I bet you didn’t know that Congressional aides have prop notebooks. Those are the notebooks that they bring to meetings with constituents so that they can look like very serious people and then they don’t write down a single thing. They must be saving a lot of money by being able to use the same notebook for years. One would think that they’re paying for office supplies out of their own pockets.

I made this discovery during the Plumbing-Heating-Cooling Contractors – National Association’s annual Legislative Conference in mid-June in D.C. I had the privilege of making the rounds of the House and Senate office buildings with the Californians, including Terrance Risse, president of Iron Mechanical in Sacramento, PHCC-National Association President Patrick Wallner, Wallner Plumbing, Heating & Air Conditioning in Redding, California PHCC President Arnie Rodio, Pace Setter Plumbing Inc., Sacramento, PHCC Executive Vice President Michael Copp and PHCC’s Director of Government Relations Mark Riso.

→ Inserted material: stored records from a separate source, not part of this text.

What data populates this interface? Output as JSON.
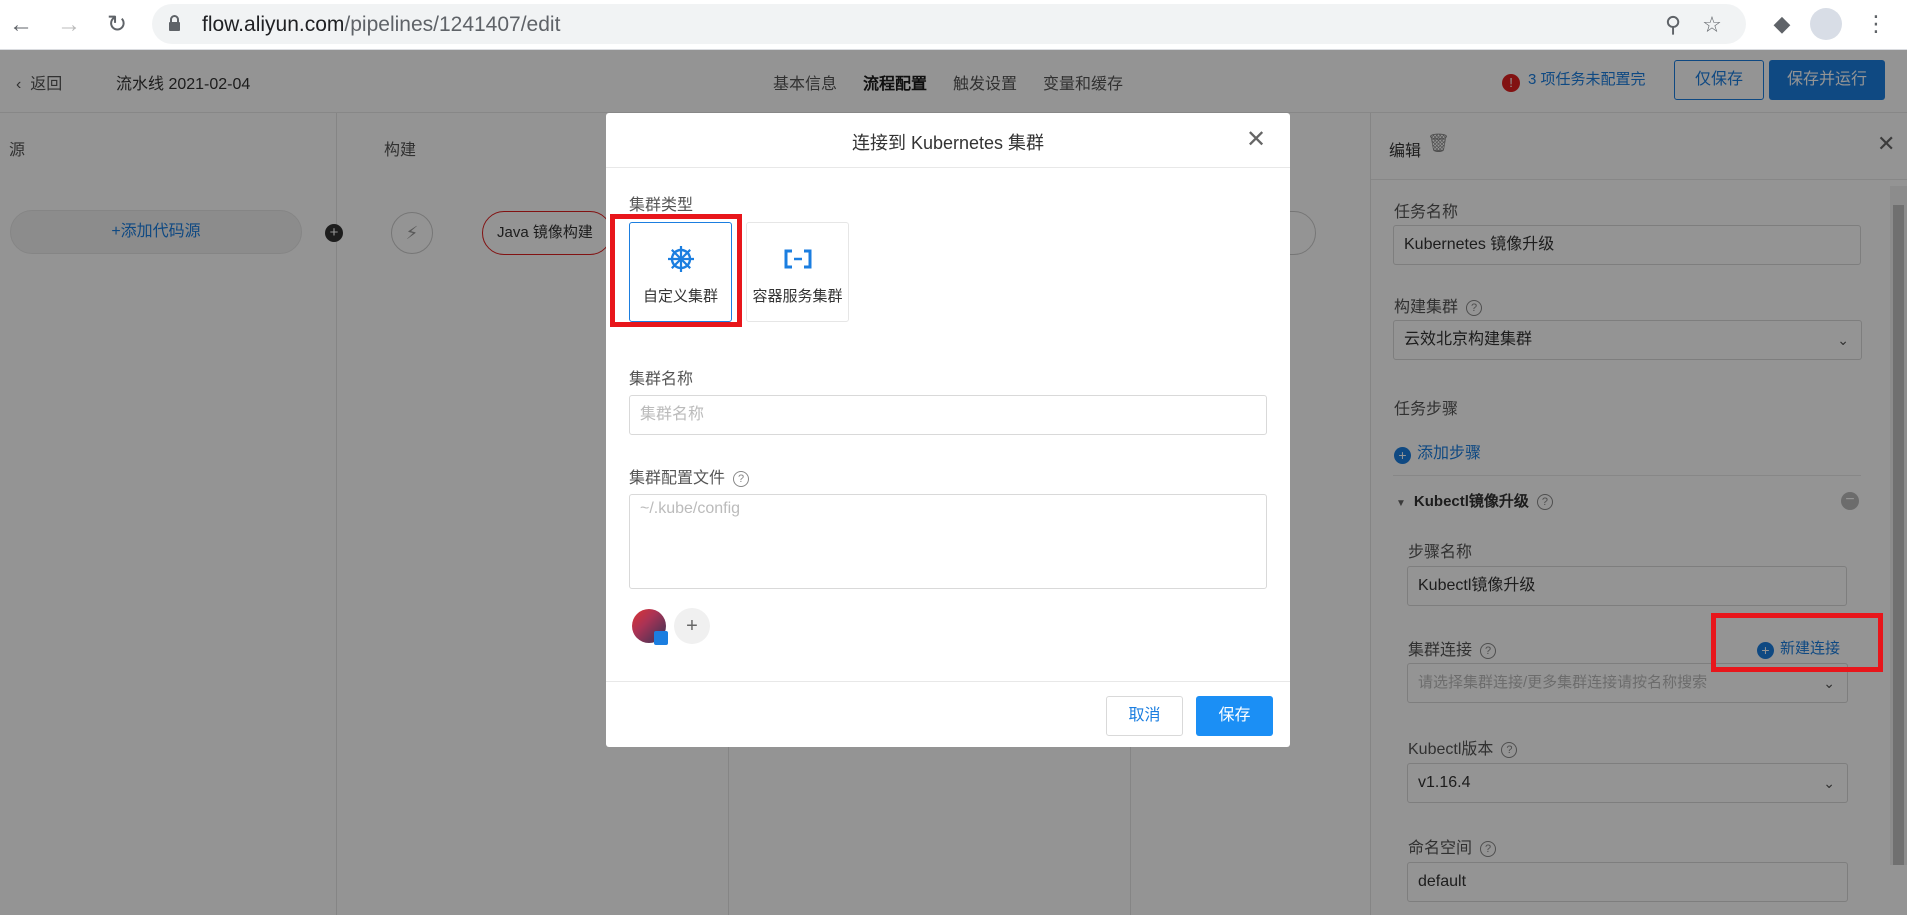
{
  "browser": {
    "url_host": "flow.aliyun.com",
    "url_path": "/pipelines/1241407/edit"
  },
  "topbar": {
    "back_label": "返回",
    "pipeline_name": "流水线 2021-02-04",
    "tabs": [
      {
        "label": "基本信息"
      },
      {
        "label": "流程配置"
      },
      {
        "label": "触发设置"
      },
      {
        "label": "变量和缓存"
      }
    ],
    "warning_icon": "!",
    "warning_text": "3 项任务未配置完",
    "save_only_label": "仅保存",
    "save_run_label": "保存并运行"
  },
  "canvas": {
    "col_source": "源",
    "col_build": "构建",
    "add_source_label": "添加代码源",
    "job_label": "Java 镜像构建"
  },
  "right_panel": {
    "title": "编辑",
    "task_name_label": "任务名称",
    "task_name_value": "Kubernetes 镜像升级",
    "build_cluster_label": "构建集群",
    "build_cluster_value": "云效北京构建集群",
    "task_steps_label": "任务步骤",
    "add_step_label": "添加步骤",
    "step_title": "Kubectl镜像升级",
    "step_name_label": "步骤名称",
    "step_name_value": "Kubectl镜像升级",
    "cluster_conn_label": "集群连接",
    "new_conn_label": "新建连接",
    "cluster_conn_placeholder": "请选择集群连接/更多集群连接请按名称搜索",
    "kubectl_version_label": "Kubectl版本",
    "kubectl_version_value": "v1.16.4",
    "namespace_label": "命名空间",
    "namespace_value": "default"
  },
  "modal": {
    "title": "连接到 Kubernetes 集群",
    "cluster_type_label": "集群类型",
    "types": [
      {
        "label": "自定义集群",
        "icon": "helm-wheel-icon"
      },
      {
        "label": "容器服务集群",
        "icon": "aliyun-bracket-icon"
      }
    ],
    "cluster_name_label": "集群名称",
    "cluster_name_placeholder": "集群名称",
    "config_label": "集群配置文件",
    "config_placeholder": "~/.kube/config",
    "cancel_label": "取消",
    "save_label": "保存"
  }
}
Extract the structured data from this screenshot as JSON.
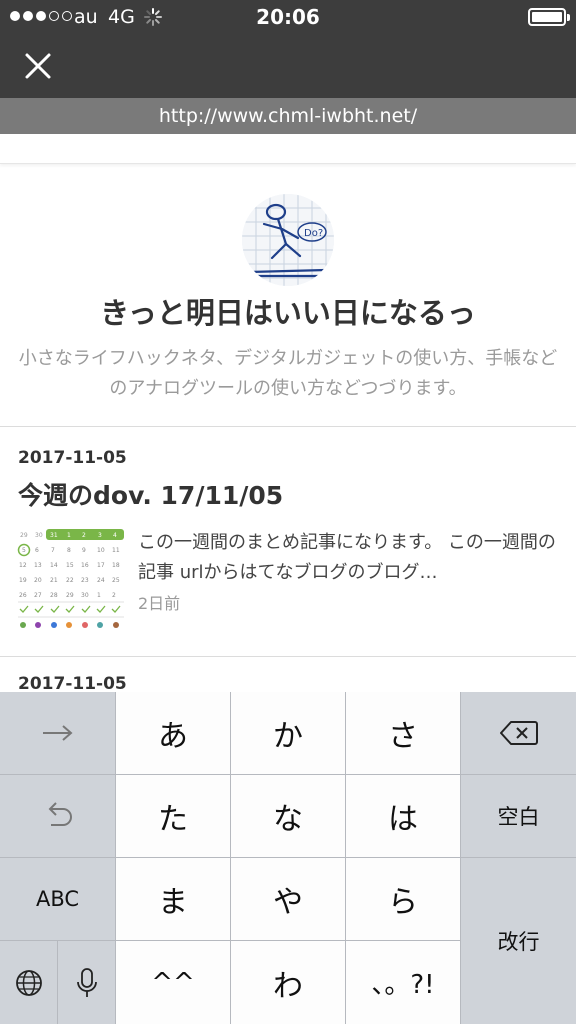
{
  "status_bar": {
    "carrier": "au",
    "network": "4G",
    "time": "20:06"
  },
  "browser": {
    "url": "http://www.chml-iwbht.net/"
  },
  "blog": {
    "title": "きっと明日はいい日になるっ",
    "description": "小さなライフハックネタ、デジタルガジェットの使い方、手帳などのアナログツールの使い方などつづります。"
  },
  "entries": [
    {
      "date": "2017-11-05",
      "title": "今週のdov. 17/11/05",
      "excerpt": "この一週間のまとめ記事になります。 この一週間の記事 urlからはてなブログのブログ…",
      "time_ago": "2日前"
    },
    {
      "date": "2017-11-05"
    }
  ],
  "keyboard": {
    "keys": {
      "a": "あ",
      "ka": "か",
      "sa": "さ",
      "ta": "た",
      "na": "な",
      "ha": "は",
      "ma": "ま",
      "ya": "や",
      "ra": "ら",
      "kaomoji": "^^",
      "wa": "わ",
      "punct": "、。?!",
      "abc": "ABC",
      "space": "空白",
      "enter": "改行"
    }
  },
  "icons": {
    "close": "close-icon",
    "next": "arrow-right-icon",
    "undo": "undo-icon",
    "backspace": "backspace-icon",
    "globe": "globe-icon",
    "mic": "microphone-icon"
  },
  "colors": {
    "header_bg": "#3d3d3d",
    "url_bar_bg": "#7a7a7a",
    "keyboard_bg": "#b6b9bf",
    "calendar_green": "#7ab648"
  }
}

It got so obvious that Ron Baker, the photographer from Solid Images who accompanied us on our calls to Congressional offices, actually took a close-up photo of my notebook next to the notebook of a staffer. I had taken notes. The staffer had written “PHCC” and nothing else.

In fairness, there were a couple staffers who took copious notes, but they were the exceptions.

The contractors were in Washington to lobby Congress on energy efficiency regulations, tax reform and the workforce crisis, specifically the reauthorization of the Carl D. Perkins Career and Technical Education Act, that’s currently funded at $1.2 billion. During the last Congress, the House of Representatives reauthorized the law with a $15 million increase, but the session ended before the bill could move through the Senate.

It’s not as if the Perkins Act or any other workforce development measure is controversial. At the morning legislative breakfast, Rep. Kurt Schrader (D-OR), a supporter of the Perkins Act, told contractors that workforce development is bipartisan. Congressmen and Congressional staffers told the contractors with whom I walked the halls of Congress that they were all in favor of the law and in workforce development in general.

All of this bonhomie doesn’t provide a nickel for craft training.

One problem is that although $1.2 billion is real money to you and me, it’s too small to move on its own. The Perkins Act reauthorization would have to be attached to some other Department of Labor or Department of Education bill. Once that process starts, all sorts of negative things can happen during the horse-trading.

Even in the best of times, the Perkins Act can get caught up in competing interests. Proposed budgets from the Trump Administration would cut funding of the Perkins Act by $168 million. The Department of Education budget would be cut 13.6 percent and the Department of Labor budget would be cut by 21 percent. As the Association for Career and Technical Education has reported, Labor Secretary Alexander Acosta made all the right noises about the importance of apprenticeship when he testified before the House labor and education subcommittee, but the budget for the apprenticeship grant program would be cut by $5 million. So which is it?

Michael Copp tried to make the case to legislators that workforce development funding is necessary for the President’s infrastructure program, and rightly so. Somebody has to do the work. Contractors are already constrained in their ability to take on new work.

Sometimes it’s a good thing when Congress accomplishes nothing, but the wheel spinning and lack of commitment to workforce development funding that I witnessed was truly disheartening.